The 2nd lotus principle was that a state or country has the right to use its jurisdiction inside its own territory. A state may use its jurisdiction on matters of any kind that they feel is necessary to use. A state will have the right to use its own administration inside its own yard even if there is no specific rule of international law that gives the state exclusive authority to do so. In those certain situations, the state or country will use broad amplification of judgement which are protected by the excessive rules of international law.
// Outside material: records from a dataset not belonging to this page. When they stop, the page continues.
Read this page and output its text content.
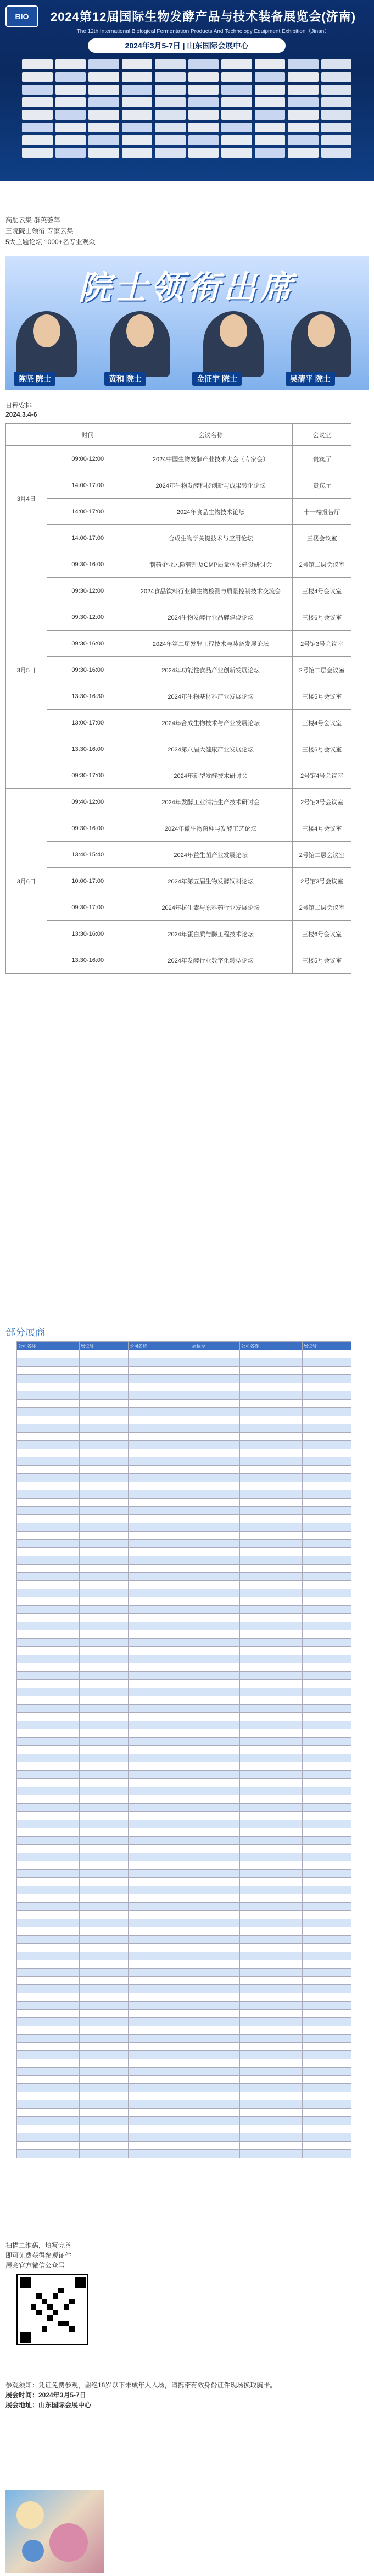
BIO	2024第12届国际生物发酵产品与技术装备展览会(济南)
The 12th International Biological Fermentation Products And Technology Equipment Exhibition（Jinan）
2024年3月5-7日 | 山东国际会展中心
高朋云集 群英荟萃
三院院士领衔 专家云集
5大主题论坛 1000+名专业观众
院士领衔出席
陈坚 院士	黄和 院士	金征宇 院士	吴清平 院士
日程安排
2024.3.4-6
	时间	会议名称	会议室
3月4日	09:00-12:00	2024中国生物发酵产业技术大会（专家会）	贵宾厅
	14:00-17:00	2024年生物发酵科技创新与成果转化论坛	贵宾厅
	14:00-17:00	2024年食品生物技术论坛	十一楼报告厅
	14:00-17:00	合成生物学关键技术与应用论坛	三楼会议室
3月5日	09:30-16:00	制药企业风险管理及GMP质量体系建设研讨会	2号馆二层会议室
	09:30-12:00	2024食品饮料行业微生物检测与质量控制技术交流会	三楼4号会议室
	09:30-12:00	2024生物发酵行业品牌建设论坛	三楼6号会议室
	09:30-16:00	2024年第二届发酵工程技术与装备发展论坛	2号馆3号会议室
	09:30-16:00	2024年功能性食品产业创新发展论坛	2号馆二层会议室
	13:30-16:30	2024年生物基材料产业发展论坛	三楼5号会议室
	13:00-17:00	2024年合成生物技术与产业发展论坛	三楼4号会议室
	13:30-16:00	2024第八届大健康产业发展论坛	三楼6号会议室
	09:30-17:00	2024年新型发酵技术研讨会	2号馆4号会议室
3月6日	09:40-12:00	2024年发酵工业清洁生产技术研讨会	2号馆3号会议室
	09:30-16:00	2024年微生物菌种与发酵工艺论坛	三楼4号会议室
	13:40-15:40	2024年益生菌产业发展论坛	2号馆二层会议室
	10:00-17:00	2024年第五届生物发酵饲料论坛	2号馆3号会议室
	09:30-17:00	2024年抗生素与原料药行业发展论坛	2号馆二层会议室
	13:30-16:00	2024年蛋白质与酶工程技术论坛	三楼6号会议室
	13:30-16:00	2024年发酵行业数字化转型论坛	三楼5号会议室
部分展商
公司名称	展位号	公司名称	展位号	公司名称	展位号

扫描二维码，填写完善
即可免费获得参观证件
展会官方微信公众号
参观须知：凭证免费参观，谢绝18岁以下未成年人入场，请携带有效身份证件现场换取胸卡。
展会时间：2024年3月5-7日
展会地址：山东国际会展中心
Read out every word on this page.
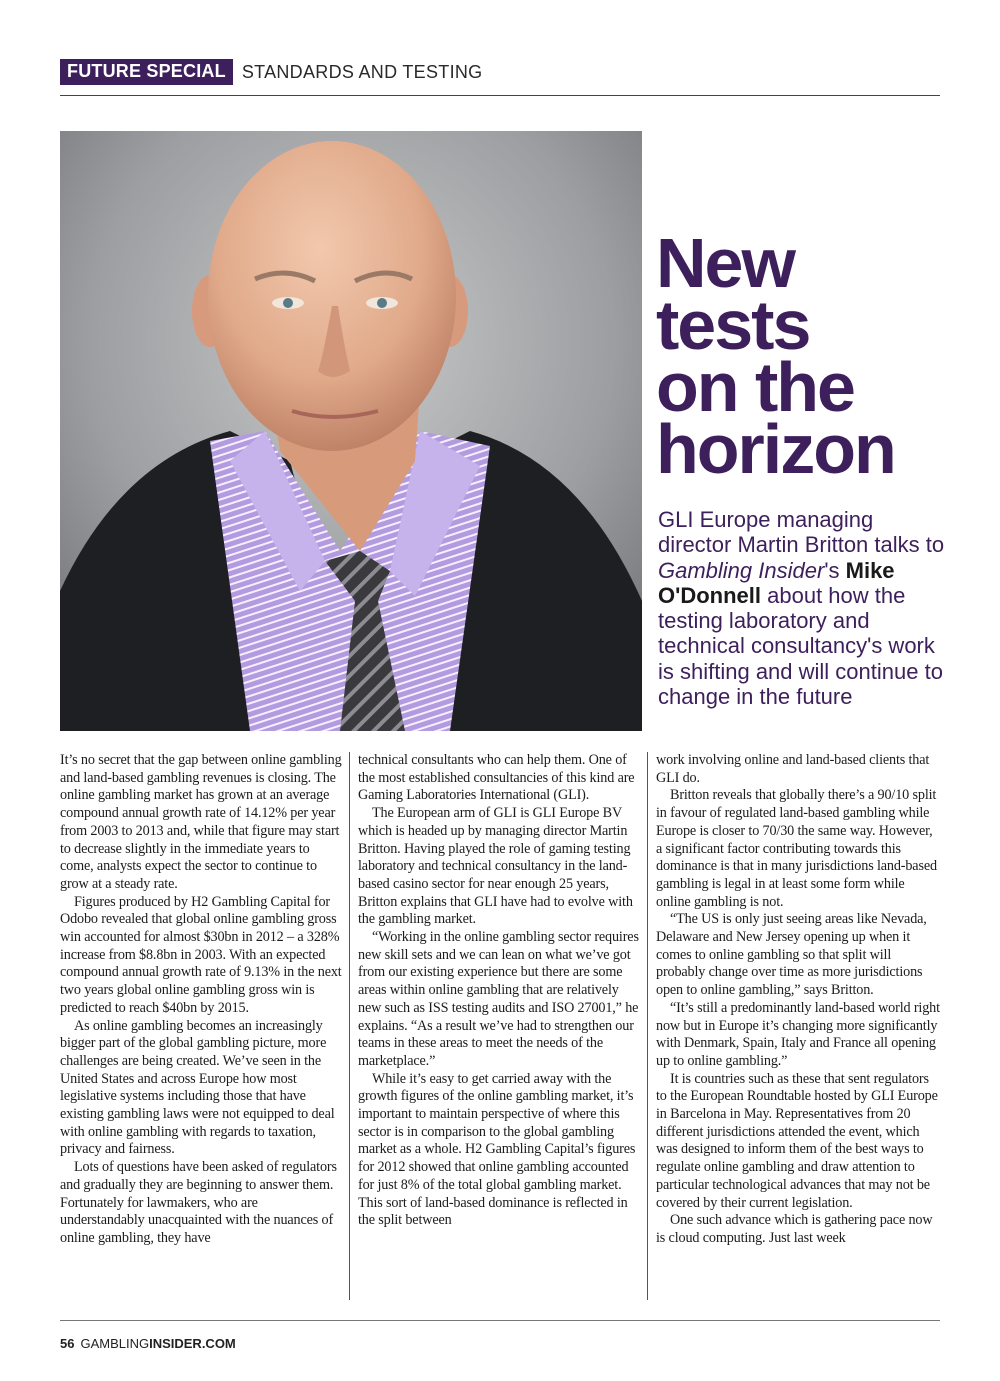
FUTURE SPECIAL STANDARDS AND TESTING
New
tests
on the
horizon
GLI Europe managing director Martin Britton talks to Gambling Insider's Mike O'Donnell about how the testing laboratory and technical consultancy's work is shifting and will continue to change in the future

It’s no secret that the gap between online gambling and land-based gambling revenues is closing. The online gambling market has grown at an average compound annual growth rate of 14.12% per year from 2003 to 2013 and, while that figure may start to decrease slightly in the immediate years to come, analysts expect the sector to continue to grow at a steady rate.

Figures produced by H2 Gambling Capital for Odobo revealed that global online gambling gross win accounted for almost $30bn in 2012 – a 328% increase from $8.8bn in 2003. With an expected compound annual growth rate of 9.13% in the next two years global online gambling gross win is predicted to reach $40bn by 2015.

As online gambling becomes an increasingly bigger part of the global gambling picture, more challenges are being created. We’ve seen in the United States and across Europe how most legislative systems including those that have existing gambling laws were not equipped to deal with online gambling with regards to taxation, privacy and fairness.

Lots of questions have been asked of regulators and gradually they are beginning to answer them. Fortunately for lawmakers, who are understandably unacquainted with the nuances of online gambling, they have

technical consultants who can help them. One of the most established consultancies of this kind are Gaming Laboratories International (GLI).

The European arm of GLI is GLI Europe BV which is headed up by managing director Martin Britton. Having played the role of gaming testing laboratory and technical consultancy in the land-based casino sector for near enough 25 years, Britton explains that GLI have had to evolve with the gambling market.

“Working in the online gambling sector requires new skill sets and we can lean on what we’ve got from our existing experience but there are some areas within online gambling that are relatively new such as ISS testing audits and ISO 27001,” he explains. “As a result we’ve had to strengthen our teams in these areas to meet the needs of the marketplace.”

While it’s easy to get carried away with the growth figures of the online gambling market, it’s important to maintain perspective of where this sector is in comparison to the global gambling market as a whole. H2 Gambling Capital’s figures for 2012 showed that online gambling accounted for just 8% of the total global gambling market. This sort of land-based dominance is reflected in the split between

work involving online and land-based clients that GLI do.

Britton reveals that globally there’s a 90/10 split in favour of regulated land-based gambling while Europe is closer to 70/30 the same way. However, a significant factor contributing towards this dominance is that in many jurisdictions land-based gambling is legal in at least some form while online gambling is not.

“The US is only just seeing areas like Nevada, Delaware and New Jersey opening up when it comes to online gambling so that split will probably change over time as more jurisdictions open to online gambling,” says Britton.

“It’s still a predominantly land-based world right now but in Europe it’s changing more significantly with Denmark, Spain, Italy and France all opening up to online gambling.”

It is countries such as these that sent regulators to the European Roundtable hosted by GLI Europe in Barcelona in May. Representatives from 20 different jurisdictions attended the event, which was designed to inform them of the best ways to regulate online gambling and draw attention to particular technological advances that may not be covered by their current legislation.

One such advance which is gathering pace now is cloud computing. Just last week

56 GAMBLING INSIDER.COM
This was stated in the Para 46 and Para 47.

From the lotus principle it was cleared that a state or country was given exclusive freedom inside its own territory. There were no rules of international law that would prevent them. In the case of Turkey, Boz-Kourt, their ship was considered their own territory. This gave Turkey the right to bring any action against France and Mr. Demons that they wanted.

Conclusion

Lotus case between Turkey and France gave a new dimension to international law regarding collision on high seas and territory issue. In this case it was found that although the collision took place outside the territory of both related parties, as the ship of Turkey that was damaged by Lotus, Turkey had the right to bring any claim against them. It was decided back then that for all cases regarding or having any resemblance to this case, the judgment of this case will be referred. Lotus case was used to both criminal cases and civil cases from that time. It was very important to decide what would be resided in a territory of a country or a state. In 1958, lotus principle that gave turkey that exclusive power was capsized in the Geneva Convention regarding high seas.

References

Customary Int’l Law, The Lotus Case (1927, France Vs Turkey, PCIJ)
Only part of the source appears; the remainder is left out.